Enable Health+

Health+ provides ongoing, real-time analysis of performance and configuration data for your Confluent Platform deployment. From this analysis, Health+ sends out notifications to alert users to potential environmental issues before they become critical problems. Also, the Confluent Support team uses the collected metadata to enhance the support experience with context around the performance and usage of the deployment to lower the time to resolution for support issues.

Prerequisites

The following steps show how to enable telemetry for Health+.

  1. Sign up for Confluent Health+, if you haven’t already.
  2. Follow the steps in Telemetry Reporter installation to enable telemetry.
  3. Log in to Confluent Cloud.
  4. Navigate to Clusters to open the Health+ clusters page.
  5. Ensure that your cluster is in the Running state.
  6. In the Health+ clusters page, you can click your cluster to view telemetry details, and you can click Intelligent alerts to add a new notification to email, Slack, or a webhook.

Subscribe to notifications

Subscribe to notifications in the Confluent Cloud Console by navigating to the Health+ Notifications page and creating a new notification subscription.

You can send notifications to a specified integration, like Slack and email, or to a generic webhook to integrate with a custom application.

Webhook

When sending notifications using a webhook to a custom application, expect the following JSON schema for the webhook payload.

{
  id: string [required]
  rule_id: string [required]
  severity: string [ENUM: INFO, WARN, CRITICAL, ERROR] [required]
  status: string [ENUM: RAISED/CLEAR] [required]
  title: varchar[40]
  message: string
  created_at: string
}

Here’s an example payload:

{
  "id": "08157a8e-4fe0-4465-9854-711144790d76",
  "rule_id": "AlertRequestHandlerIdle",
  "severity": "CRITICAL",
  "status": "RAISED",
  "title": "ClusterId:WHdCB0BZQLSPRu8vItiAaA - RequestHandler idle alert",
  "message": "Cluster with ID WHdCB0BZQLSPRu8vItiAaA\n\nRequestHandlerAvgIdlePercent falls under the range 5.05 and 15.05\n\nCurrent Value = 7.05\n\nAction Recommended:\n\nSuggested Action:\n\nFurther Reading:\n\nDocumentation link\n\nQuestions? Please reach out to Confluent Support and reference this alert",
  "created_at": 1600214419660
}

Intelligent alerts

Confluent adds new Health+ rules on an ongoing basis as new optimizations are discovered, with no user intervention required. This ensures Confluent Platform deployments that have enabled Health+ benefit from Confluent expertise continuously.

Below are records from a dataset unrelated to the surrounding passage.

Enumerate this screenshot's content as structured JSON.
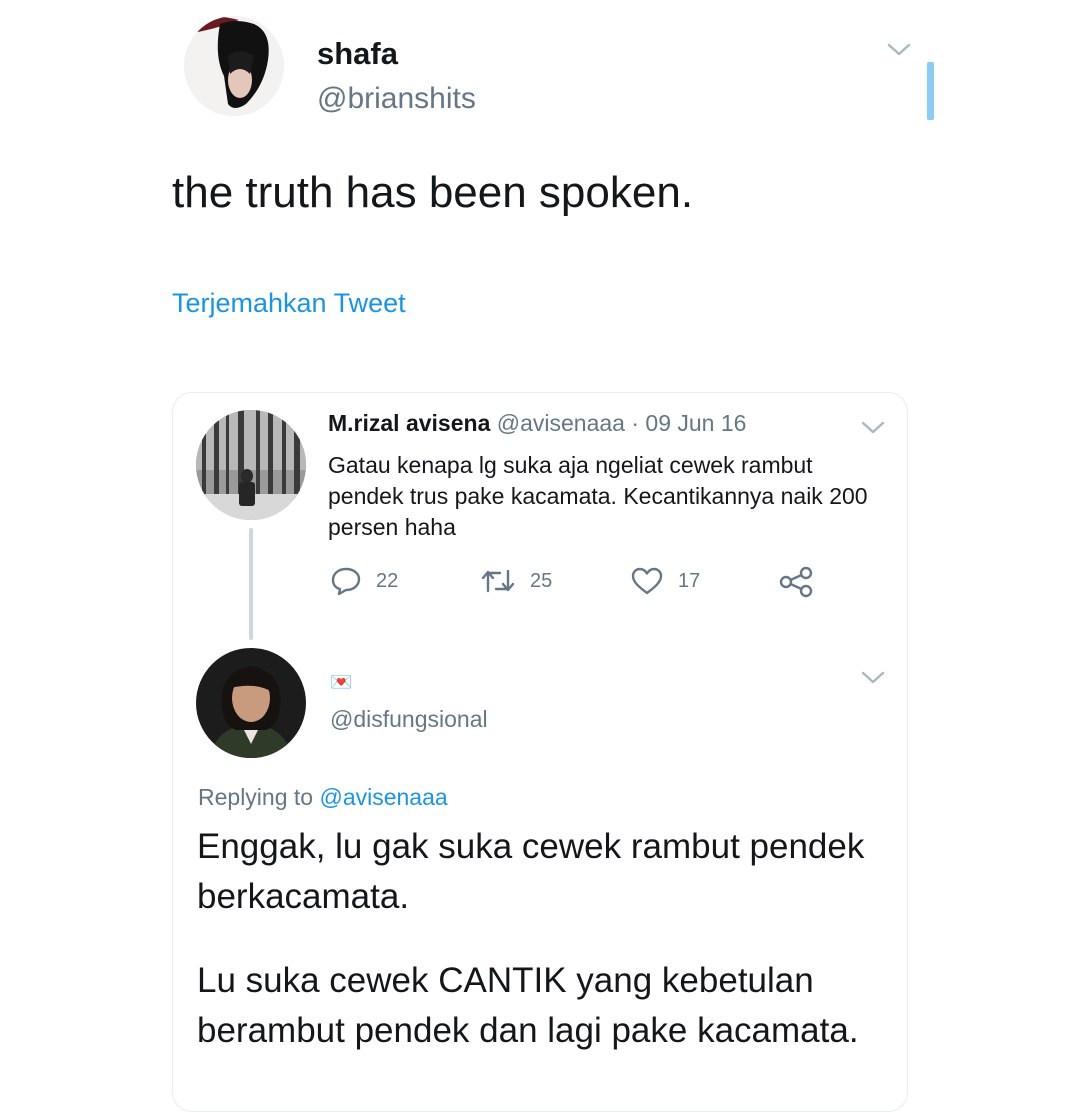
{
  "main_tweet": {
    "display_name": "shafa",
    "handle": "@brianshits",
    "text": "the truth has been spoken.",
    "translate_link": "Terjemahkan Tweet"
  },
  "quoted": {
    "tweet": {
      "display_name": "M.rizal avisena",
      "handle": "@avisenaaa",
      "separator": "·",
      "date": "09 Jun 16",
      "text": "Gatau kenapa lg suka aja ngeliat cewek rambut pendek trus pake kacamata. Kecantikannya naik 200 persen haha",
      "actions": {
        "replies": "22",
        "retweets": "25",
        "likes": "17"
      }
    },
    "reply": {
      "display_name_emoji": "💌",
      "handle": "@disfungsional",
      "replying_prefix": "Replying to",
      "replying_to": "@avisenaaa",
      "paragraph1": "Enggak, lu gak suka cewek rambut pendek berkacamata.",
      "paragraph2": "Lu suka cewek CANTIK yang kebetulan berambut pendek dan lagi pake kacamata."
    }
  },
  "colors": {
    "link": "#1b95e0",
    "muted": "#657786",
    "text": "#14171a",
    "accent_bar": "#8ecbf2"
  },
  "icons": [
    "chevron-down-icon",
    "reply-icon",
    "retweet-icon",
    "like-icon",
    "share-icon"
  ]
}
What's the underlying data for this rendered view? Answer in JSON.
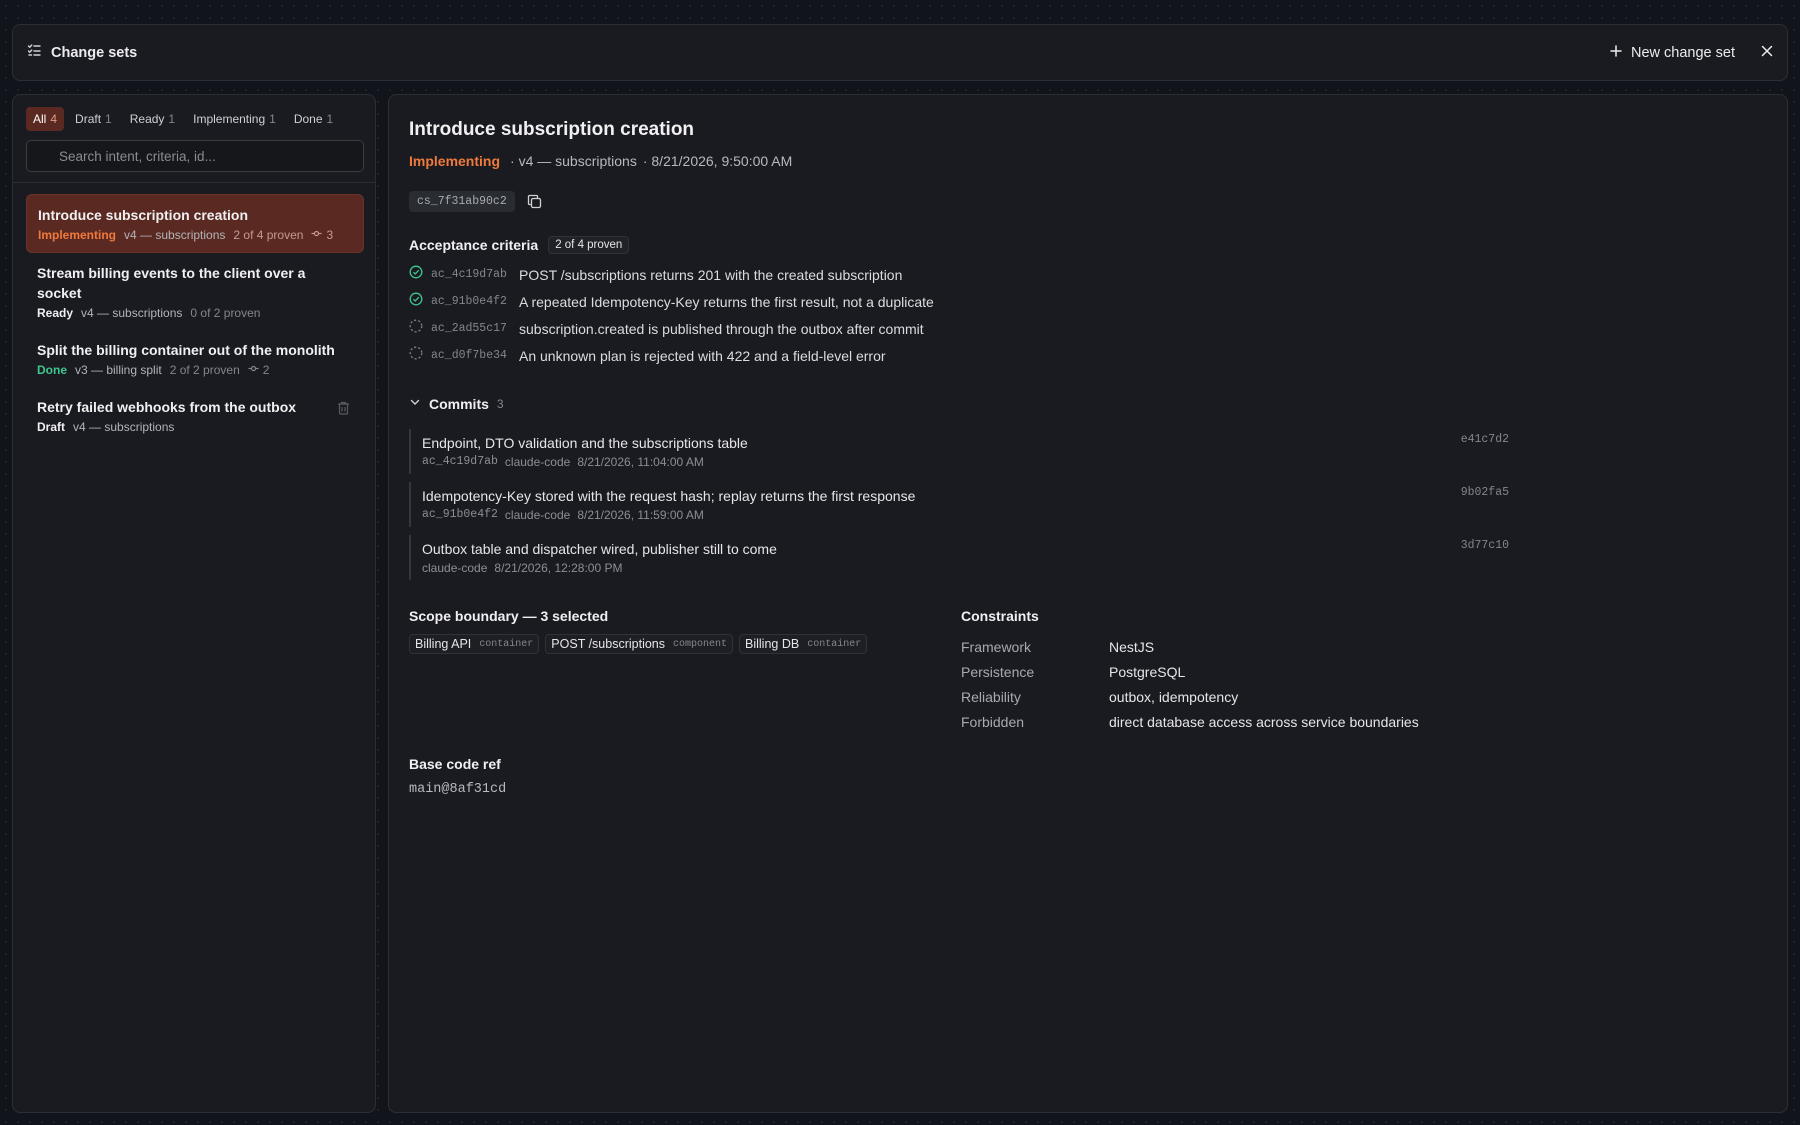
{
  "header": {
    "title": "Change sets",
    "new_button_label": "New change set"
  },
  "sidebar": {
    "filters": [
      {
        "label": "All",
        "count": "4"
      },
      {
        "label": "Draft",
        "count": "1"
      },
      {
        "label": "Ready",
        "count": "1"
      },
      {
        "label": "Implementing",
        "count": "1"
      },
      {
        "label": "Done",
        "count": "1"
      }
    ],
    "search_placeholder": "Search intent, criteria, id...",
    "items": [
      {
        "title": "Introduce subscription creation",
        "status": "Implementing",
        "version": "v4 — subscriptions",
        "proven": "2 of 4 proven",
        "commits": "3"
      },
      {
        "title": "Stream billing events to the client over a socket",
        "status": "Ready",
        "version": "v4 — subscriptions",
        "proven": "0 of 2 proven"
      },
      {
        "title": "Split the billing container out of the monolith",
        "status": "Done",
        "version": "v3 — billing split",
        "proven": "2 of 2 proven",
        "commits": "2"
      },
      {
        "title": "Retry failed webhooks from the outbox",
        "status": "Draft",
        "version": "v4 — subscriptions"
      }
    ]
  },
  "detail": {
    "title": "Introduce subscription creation",
    "status": "Implementing",
    "version": "· v4 — subscriptions",
    "timestamp": "· 8/21/2026, 9:50:00 AM",
    "id": "cs_7f31ab90c2",
    "acceptance": {
      "heading": "Acceptance criteria",
      "badge": "2 of 4 proven",
      "items": [
        {
          "id": "ac_4c19d7ab",
          "text": "POST /subscriptions returns 201 with the created subscription",
          "proven": true
        },
        {
          "id": "ac_91b0e4f2",
          "text": "A repeated Idempotency-Key returns the first result, not a duplicate",
          "proven": true
        },
        {
          "id": "ac_2ad55c17",
          "text": "subscription.created is published through the outbox after commit",
          "proven": false
        },
        {
          "id": "ac_d0f7be34",
          "text": "An unknown plan is rejected with 422 and a field-level error",
          "proven": false
        }
      ]
    },
    "commits": {
      "heading": "Commits",
      "count": "3",
      "items": [
        {
          "message": "Endpoint, DTO validation and the subscriptions table",
          "ac": "ac_4c19d7ab",
          "author": "claude-code",
          "time": "8/21/2026, 11:04:00 AM",
          "sha": "e41c7d2"
        },
        {
          "message": "Idempotency-Key stored with the request hash; replay returns the first response",
          "ac": "ac_91b0e4f2",
          "author": "claude-code",
          "time": "8/21/2026, 11:59:00 AM",
          "sha": "9b02fa5"
        },
        {
          "message": "Outbox table and dispatcher wired, publisher still to come",
          "ac": "",
          "author": "claude-code",
          "time": "8/21/2026, 12:28:00 PM",
          "sha": "3d77c10"
        }
      ]
    },
    "scope": {
      "heading": "Scope boundary — 3 selected",
      "tags": [
        {
          "name": "Billing API",
          "kind": "container"
        },
        {
          "name": "POST /subscriptions",
          "kind": "component"
        },
        {
          "name": "Billing DB",
          "kind": "container"
        }
      ]
    },
    "constraints": {
      "heading": "Constraints",
      "rows": [
        {
          "key": "Framework",
          "value": "NestJS"
        },
        {
          "key": "Persistence",
          "value": "PostgreSQL"
        },
        {
          "key": "Reliability",
          "value": "outbox, idempotency"
        },
        {
          "key": "Forbidden",
          "value": "direct database access across service boundaries"
        }
      ]
    },
    "base_ref": {
      "heading": "Base code ref",
      "value": "main@8af31cd"
    }
  },
  "colors": {
    "accent": "#ef7a3c",
    "selected_bg": "#5a2a22",
    "success": "#3ec78e",
    "background": "#11141a",
    "panel": "#1a1b20"
  },
  "icons": [
    "checklist-icon",
    "plus-icon",
    "close-icon",
    "search-icon",
    "commit-icon",
    "trash-icon",
    "copy-icon",
    "check-circle-icon",
    "pending-circle-icon",
    "chevron-down-icon"
  ]
}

Health+ rules are evaluated in real time and are intended to alert users of potential issues within minutes.

Data collection and processing

If enabled for Health+ purposes, Confluent Telemetry Reporter sends the following types of information back to Confluent.

  • Performance statistics internal to each Confluent Platform service
  • System utilization statistics
  • Cluster IDs
  • Topic names
  • Host names
  • Version information
  • Connector types
  • ksqlDB application IDs

This level of metadata is necessary to provide the Health+ service and enable the Confluent Support team to assist with issues efficiently and effectively. The data flowing through the topics in the Confluent Platform deployment is never collected.

You can view a representative set of metrics by consuming from the _confluent-telemetry-metrics topic in your Confluent Platform deployment.

For a complete list of Telemetry Reporter metrics, see Telemetry Reporter Metrics.